(Candace #35) — I’ve seen three of the five nominees for best picture in 2008 (“The Curious Case of Benjamin Button,” “The Reader” and “Slumdog Millionaire” — didn’t see “Milk” or”Frost/Nixon”).
None of them impacted me the way I think a best picture should, where dynamic acting and a riveting storyline suspend a viewer’s disbelief all the way through to the very final moment. (“Slumdog” came close; but alas, its sappy, you-are-my-destiny Hollywood ending squeezed rolls, not tears, from my cynical eyes.)
I did, however, recently see “Doubt” at Movies 10; and now I’m standing on my plush theater seat asking, “Why wasn’t this movie one of the year’s top picks?”
Let’s see. Dynamic acting? Main cast members Meryl Streep, Philip Seymour Hoffman and Amy Adams share three Academy Awards and 19 Academy nominations between them. That’s enough starpower to ignite a giant cineplex.
No offense to the bravely naked Kate Winslet, but I thought Streep’s performance as a hardened Bronx Catholic school principal blew hers right off the pages of those books she loved to read (er, have read to her). And Hoffman, who is rapidly becoming one of my favorite actors, can tug at your trust-strings and turn you cold with suspicion all in the space of his eyebrows and forehead. Throw in his blue emo-orbs, and soon you’re grappling with the truth of your own soul. He’s that good.
Adams, who brings some of her “Enchanted” naivete to her role as a young teacher at the school, offers the least remarkable of the three performances, which is like saying chocolate ice cream isn’t quite as good as fudge brownie ripple or decadent chocolate thunder. Heck, they’re all chocolate.
The scenes where Streep and Adams, and later just Streep, confront Hoffman with their suspicions that his priestly dealings with a young schoolboy are less than divinely appropriate are some of the most compelling, uncomfortable, tension-filled moments I’ve seen on screen.

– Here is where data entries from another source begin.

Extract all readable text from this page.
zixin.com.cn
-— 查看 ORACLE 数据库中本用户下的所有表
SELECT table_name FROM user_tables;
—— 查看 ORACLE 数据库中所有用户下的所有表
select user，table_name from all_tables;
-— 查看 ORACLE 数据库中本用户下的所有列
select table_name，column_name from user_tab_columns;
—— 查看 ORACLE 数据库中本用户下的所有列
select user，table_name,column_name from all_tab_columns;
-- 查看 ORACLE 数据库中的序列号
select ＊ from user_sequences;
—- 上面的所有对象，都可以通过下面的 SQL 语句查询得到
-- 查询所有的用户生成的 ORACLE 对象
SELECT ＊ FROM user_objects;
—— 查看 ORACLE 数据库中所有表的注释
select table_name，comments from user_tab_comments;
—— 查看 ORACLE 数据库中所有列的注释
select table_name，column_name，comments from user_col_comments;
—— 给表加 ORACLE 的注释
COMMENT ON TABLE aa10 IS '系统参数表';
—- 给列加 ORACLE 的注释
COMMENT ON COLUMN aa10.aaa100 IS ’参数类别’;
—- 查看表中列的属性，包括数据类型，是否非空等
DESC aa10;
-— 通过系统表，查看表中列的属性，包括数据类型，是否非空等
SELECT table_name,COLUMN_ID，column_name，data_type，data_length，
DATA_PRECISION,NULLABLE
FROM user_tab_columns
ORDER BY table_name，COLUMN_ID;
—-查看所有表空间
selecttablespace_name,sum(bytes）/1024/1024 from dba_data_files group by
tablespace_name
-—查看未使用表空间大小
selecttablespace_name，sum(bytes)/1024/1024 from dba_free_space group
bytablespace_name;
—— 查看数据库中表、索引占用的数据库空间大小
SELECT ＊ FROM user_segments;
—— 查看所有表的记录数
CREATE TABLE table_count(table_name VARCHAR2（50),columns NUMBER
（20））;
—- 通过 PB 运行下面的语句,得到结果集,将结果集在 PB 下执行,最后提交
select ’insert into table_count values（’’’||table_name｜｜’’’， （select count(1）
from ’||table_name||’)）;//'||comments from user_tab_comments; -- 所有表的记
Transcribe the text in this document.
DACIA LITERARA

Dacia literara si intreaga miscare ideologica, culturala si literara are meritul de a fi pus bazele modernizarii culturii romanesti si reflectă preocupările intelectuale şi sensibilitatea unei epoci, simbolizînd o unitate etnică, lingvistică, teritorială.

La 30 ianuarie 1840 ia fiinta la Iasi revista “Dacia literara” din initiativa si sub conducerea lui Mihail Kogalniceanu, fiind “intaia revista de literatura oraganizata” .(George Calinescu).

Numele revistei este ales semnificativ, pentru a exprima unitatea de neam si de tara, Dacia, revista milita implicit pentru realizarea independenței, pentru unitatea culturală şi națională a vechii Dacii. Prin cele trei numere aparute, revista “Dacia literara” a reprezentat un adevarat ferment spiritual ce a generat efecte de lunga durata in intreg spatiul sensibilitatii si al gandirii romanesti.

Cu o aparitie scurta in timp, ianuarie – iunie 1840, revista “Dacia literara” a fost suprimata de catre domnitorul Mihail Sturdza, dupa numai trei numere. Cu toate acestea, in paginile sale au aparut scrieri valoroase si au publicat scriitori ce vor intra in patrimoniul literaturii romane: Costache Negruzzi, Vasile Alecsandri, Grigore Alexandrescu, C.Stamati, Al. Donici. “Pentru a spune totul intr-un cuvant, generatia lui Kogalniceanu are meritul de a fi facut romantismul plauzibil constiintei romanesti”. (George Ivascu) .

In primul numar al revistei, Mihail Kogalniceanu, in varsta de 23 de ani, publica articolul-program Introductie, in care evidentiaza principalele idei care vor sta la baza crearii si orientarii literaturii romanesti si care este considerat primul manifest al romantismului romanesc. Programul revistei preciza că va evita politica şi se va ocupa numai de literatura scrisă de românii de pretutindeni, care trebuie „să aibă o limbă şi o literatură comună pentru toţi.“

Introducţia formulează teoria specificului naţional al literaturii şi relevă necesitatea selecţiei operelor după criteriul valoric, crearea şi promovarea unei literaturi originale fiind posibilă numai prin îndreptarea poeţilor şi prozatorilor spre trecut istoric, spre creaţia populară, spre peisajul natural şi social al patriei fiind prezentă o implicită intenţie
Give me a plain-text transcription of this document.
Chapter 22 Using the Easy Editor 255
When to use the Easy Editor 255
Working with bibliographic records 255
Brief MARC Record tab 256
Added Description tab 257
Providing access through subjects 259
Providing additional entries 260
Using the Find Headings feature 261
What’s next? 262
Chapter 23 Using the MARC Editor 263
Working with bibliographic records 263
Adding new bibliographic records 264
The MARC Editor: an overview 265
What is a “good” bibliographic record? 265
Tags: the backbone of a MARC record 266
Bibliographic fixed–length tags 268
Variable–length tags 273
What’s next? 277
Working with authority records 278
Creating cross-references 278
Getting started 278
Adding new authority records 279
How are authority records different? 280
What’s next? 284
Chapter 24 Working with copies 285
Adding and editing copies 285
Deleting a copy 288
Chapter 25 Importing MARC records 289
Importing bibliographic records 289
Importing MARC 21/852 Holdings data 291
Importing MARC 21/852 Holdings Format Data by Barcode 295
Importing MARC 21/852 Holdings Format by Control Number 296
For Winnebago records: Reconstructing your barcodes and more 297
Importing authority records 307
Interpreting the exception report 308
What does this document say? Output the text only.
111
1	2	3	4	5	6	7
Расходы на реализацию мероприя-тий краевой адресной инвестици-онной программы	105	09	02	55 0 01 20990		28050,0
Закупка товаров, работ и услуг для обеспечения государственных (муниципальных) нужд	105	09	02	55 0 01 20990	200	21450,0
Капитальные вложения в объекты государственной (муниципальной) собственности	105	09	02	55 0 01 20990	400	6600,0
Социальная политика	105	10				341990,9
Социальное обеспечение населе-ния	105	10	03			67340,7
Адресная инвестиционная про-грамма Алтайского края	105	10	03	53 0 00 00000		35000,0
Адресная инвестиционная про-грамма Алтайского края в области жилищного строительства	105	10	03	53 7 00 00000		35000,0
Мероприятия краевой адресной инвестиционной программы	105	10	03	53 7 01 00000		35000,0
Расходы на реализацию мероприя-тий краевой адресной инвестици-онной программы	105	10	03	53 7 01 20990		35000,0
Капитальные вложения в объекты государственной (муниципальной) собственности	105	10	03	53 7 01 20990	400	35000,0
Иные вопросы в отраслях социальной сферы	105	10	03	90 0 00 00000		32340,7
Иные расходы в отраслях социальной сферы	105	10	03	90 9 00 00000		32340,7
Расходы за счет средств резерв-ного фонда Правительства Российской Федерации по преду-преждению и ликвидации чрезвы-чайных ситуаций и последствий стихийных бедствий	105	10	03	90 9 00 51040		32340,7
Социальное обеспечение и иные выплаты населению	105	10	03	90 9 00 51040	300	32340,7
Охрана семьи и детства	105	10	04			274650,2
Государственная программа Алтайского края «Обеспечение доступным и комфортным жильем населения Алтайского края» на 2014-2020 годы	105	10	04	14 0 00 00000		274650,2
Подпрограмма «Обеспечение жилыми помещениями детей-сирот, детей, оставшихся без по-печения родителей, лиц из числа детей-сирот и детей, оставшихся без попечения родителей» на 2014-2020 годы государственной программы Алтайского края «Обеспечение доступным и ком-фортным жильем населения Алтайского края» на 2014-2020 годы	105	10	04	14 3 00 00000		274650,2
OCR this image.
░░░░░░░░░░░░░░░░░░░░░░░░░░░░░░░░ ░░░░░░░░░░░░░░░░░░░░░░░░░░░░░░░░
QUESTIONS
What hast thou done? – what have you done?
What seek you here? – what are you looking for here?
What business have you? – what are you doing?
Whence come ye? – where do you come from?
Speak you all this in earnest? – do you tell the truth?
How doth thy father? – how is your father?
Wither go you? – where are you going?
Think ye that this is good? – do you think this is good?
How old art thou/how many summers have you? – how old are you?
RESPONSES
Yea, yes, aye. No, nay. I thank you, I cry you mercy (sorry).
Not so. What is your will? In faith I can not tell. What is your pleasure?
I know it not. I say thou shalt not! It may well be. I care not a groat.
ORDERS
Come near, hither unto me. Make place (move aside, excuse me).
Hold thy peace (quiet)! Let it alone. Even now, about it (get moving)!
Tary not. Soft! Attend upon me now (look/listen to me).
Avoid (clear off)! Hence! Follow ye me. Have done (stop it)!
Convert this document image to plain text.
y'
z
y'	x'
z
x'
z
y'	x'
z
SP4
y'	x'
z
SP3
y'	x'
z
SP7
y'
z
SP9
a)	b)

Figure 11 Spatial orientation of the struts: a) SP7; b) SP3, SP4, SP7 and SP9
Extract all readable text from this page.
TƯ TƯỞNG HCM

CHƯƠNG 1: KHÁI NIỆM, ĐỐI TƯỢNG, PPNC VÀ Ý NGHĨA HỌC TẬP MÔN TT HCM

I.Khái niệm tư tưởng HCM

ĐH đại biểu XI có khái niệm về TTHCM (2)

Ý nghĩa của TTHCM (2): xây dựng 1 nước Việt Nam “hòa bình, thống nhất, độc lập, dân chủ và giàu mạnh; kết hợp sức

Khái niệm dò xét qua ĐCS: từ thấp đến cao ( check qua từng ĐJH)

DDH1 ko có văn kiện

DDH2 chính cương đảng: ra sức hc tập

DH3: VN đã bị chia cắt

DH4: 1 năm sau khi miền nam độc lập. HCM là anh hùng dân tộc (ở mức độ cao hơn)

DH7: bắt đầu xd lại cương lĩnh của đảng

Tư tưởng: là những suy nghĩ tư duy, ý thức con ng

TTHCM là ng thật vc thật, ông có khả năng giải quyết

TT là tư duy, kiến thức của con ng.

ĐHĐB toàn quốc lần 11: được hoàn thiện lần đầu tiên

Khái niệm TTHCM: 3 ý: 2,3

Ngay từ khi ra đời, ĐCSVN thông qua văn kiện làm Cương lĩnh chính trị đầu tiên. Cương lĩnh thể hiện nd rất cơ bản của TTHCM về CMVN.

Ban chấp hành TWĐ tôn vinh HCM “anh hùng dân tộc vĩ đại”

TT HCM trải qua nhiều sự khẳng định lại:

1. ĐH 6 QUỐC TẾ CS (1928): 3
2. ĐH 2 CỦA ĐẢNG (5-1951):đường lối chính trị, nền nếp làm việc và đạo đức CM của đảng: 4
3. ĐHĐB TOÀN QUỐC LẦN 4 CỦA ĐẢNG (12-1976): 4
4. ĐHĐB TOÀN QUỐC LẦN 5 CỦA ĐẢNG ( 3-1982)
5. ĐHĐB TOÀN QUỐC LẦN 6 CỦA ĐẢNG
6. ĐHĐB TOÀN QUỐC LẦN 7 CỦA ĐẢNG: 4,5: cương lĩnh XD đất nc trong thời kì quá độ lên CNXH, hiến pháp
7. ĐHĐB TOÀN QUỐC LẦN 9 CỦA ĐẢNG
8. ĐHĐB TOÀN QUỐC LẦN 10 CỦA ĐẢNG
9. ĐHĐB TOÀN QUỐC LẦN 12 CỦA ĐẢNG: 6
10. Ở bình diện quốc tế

The final stand-down between the principal and the priest is beautifully played, due in large part to a fantastic script by director John Patrick Shanley, who adapted the screenplay from his Pulitzer prize-winning play of the same name.
And therein lies the other essential ingredient to a consistenly great movie. A riveting storyline. Honest dialogue. A plot so adeptly developed that when the main character suddenly pitches a fit/hops a train/purposely drives a car into a tree/runs with a pack of wolves, it both surprises you and immediately feels completely right.
“Doubt” offers quite the plot challenge. Perhaps the biggest strike against it is that its subject matter has been splayed widely in disheartening news reports in recent years. No one is going to hand over money for “Doubt” expecting to munch popcorn with a heart as light as the cholesterol-free buttery spread.
But, as with all good movies, this one journeys far deeper than its external premise. Just when you think you’ve identified a “bad guy,” you’re forced to rethink your stance. Is Streep’s tight-lipped Sister Aloysius a heartless dictator or a woman willing to sacrifice her own integrity to save a child? Is Hoffman’s Father Flynn a gentle, progressive, loving man or a struggling pedophile?
True to its title, the plot gifts its viewers with ambiguity. And with that, the opportunity for reflection and self-examination. No gift-wrapped happy endings here. Just real questions.